I am re-reading an old textbook "Introduction to Hilbert spaces and applications" by Lokenath Debnath and Piotr Mikusinski, and there is a proof of a lemma in a chapter about the Lebesgue integral that I just can't rap my head around. It's this one:
Lemma 2.2.2. Let $[a_1,b_1),[a_2,b_2),...$ be disjoint subintervals of an interval $[a,b)$ such that $$\bigcup_{n=1}^\infty[a_n,b_n)=[a,b). \tag{2.2.2}$$ Then $$\sum_{n=1}^\infty(b_n-a_n)=b-a. \tag{2.2.3}$$
Proof.
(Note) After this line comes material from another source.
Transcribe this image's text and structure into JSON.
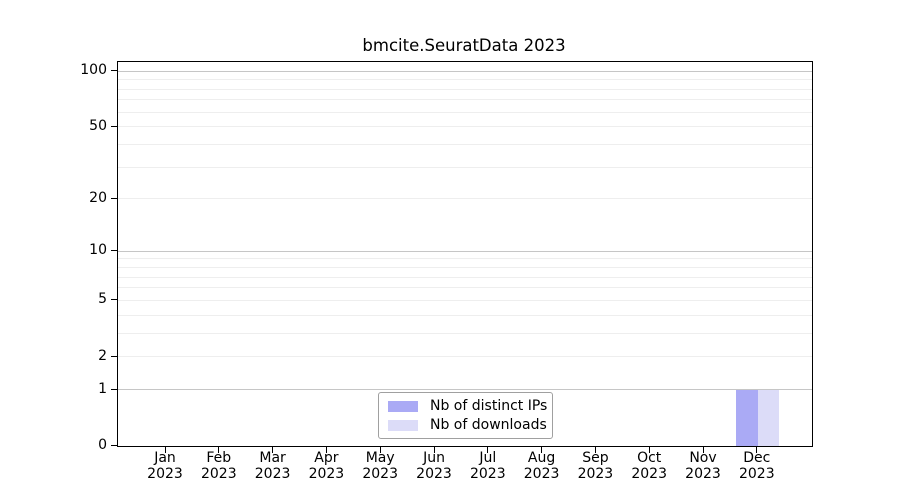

Let $S\subset[a,b)$ consist of all points $c$ such that the lemma holds for the interval $[a,c)$ and the sequence of subintervals $[a_n,b_n)\cap[a,c)$. Therefore, if $c\in S$, then $$c-a=\sum_n(b_{c,n}-a_n),$$ where $b_{c,n}=\min\{b_n,c\}$ and the summation is over all those $n$ for which $a_n \lt b_{c,n}$. It suffices to prove that $b \in S$. To this end we first prove that $\mathbf{LUB}\, S \in S$. Indeed, if $s=\mathbf{LUB}\, S$ and $\{s_n\}$ is an non-decreasing sequence of elelments of $S$ convergent to $s$, then $$s_n-a=\sum_m(b_{s_n,m}-a_m) \le \sum_m{(b_{s,m}-a_m)} \le s-a. \tag{2.2.4}$$ Since $s_n-a \to s-a$, (2.2.4) implies $$\sum_m{(b_{s,m}-a_m)}=s-a,$$ and consequently $s \in S$. Next we show that $s=b$. Suppose $s \lt b$. Then $$s \in [a_k,b_k) \, \text{ for some } k \in \mathbf{N},$$ and thus $b_k \in S$. Since this contradicts the definition of $s$, we conclude $s=b$. The proof is now complete.
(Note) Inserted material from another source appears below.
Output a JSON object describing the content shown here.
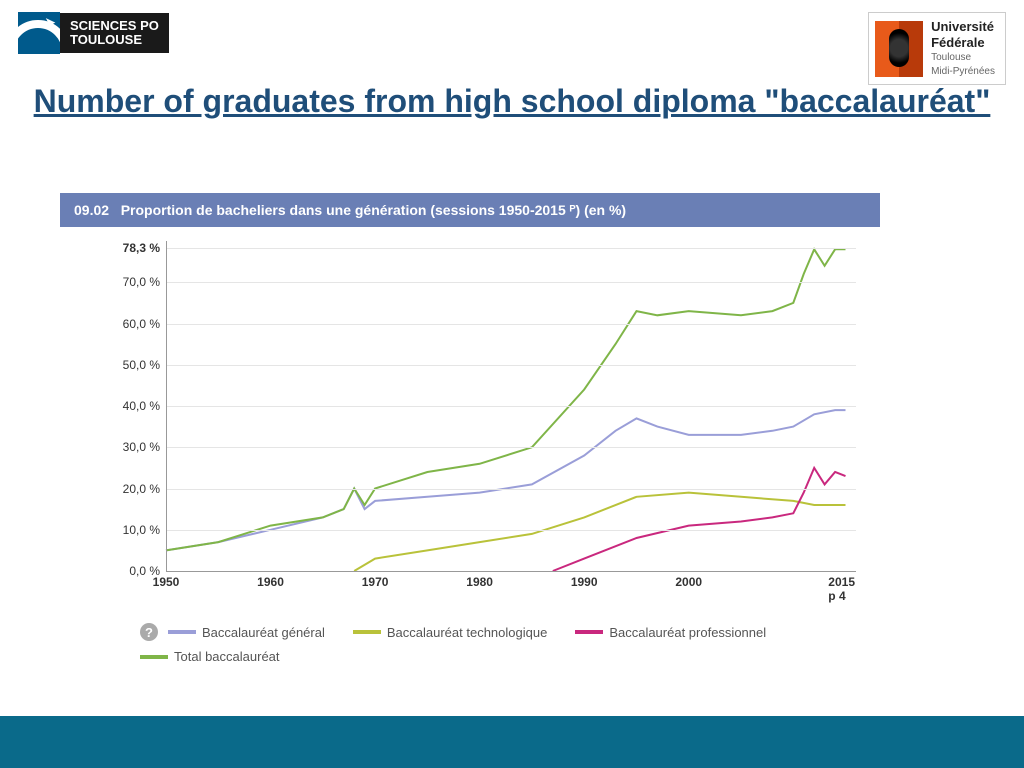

My problem with the proof is the idea that the end point of an open interval can belong to the interval. How can $b \in S$ if $S \subset [a,b)$?
In a newer edition of the book, the proof has been rewritten. In effect, $S \subset (a,b]$ or $S \subseteq (a,b]$ has replaced the old definition. Sorry for wasting people's time.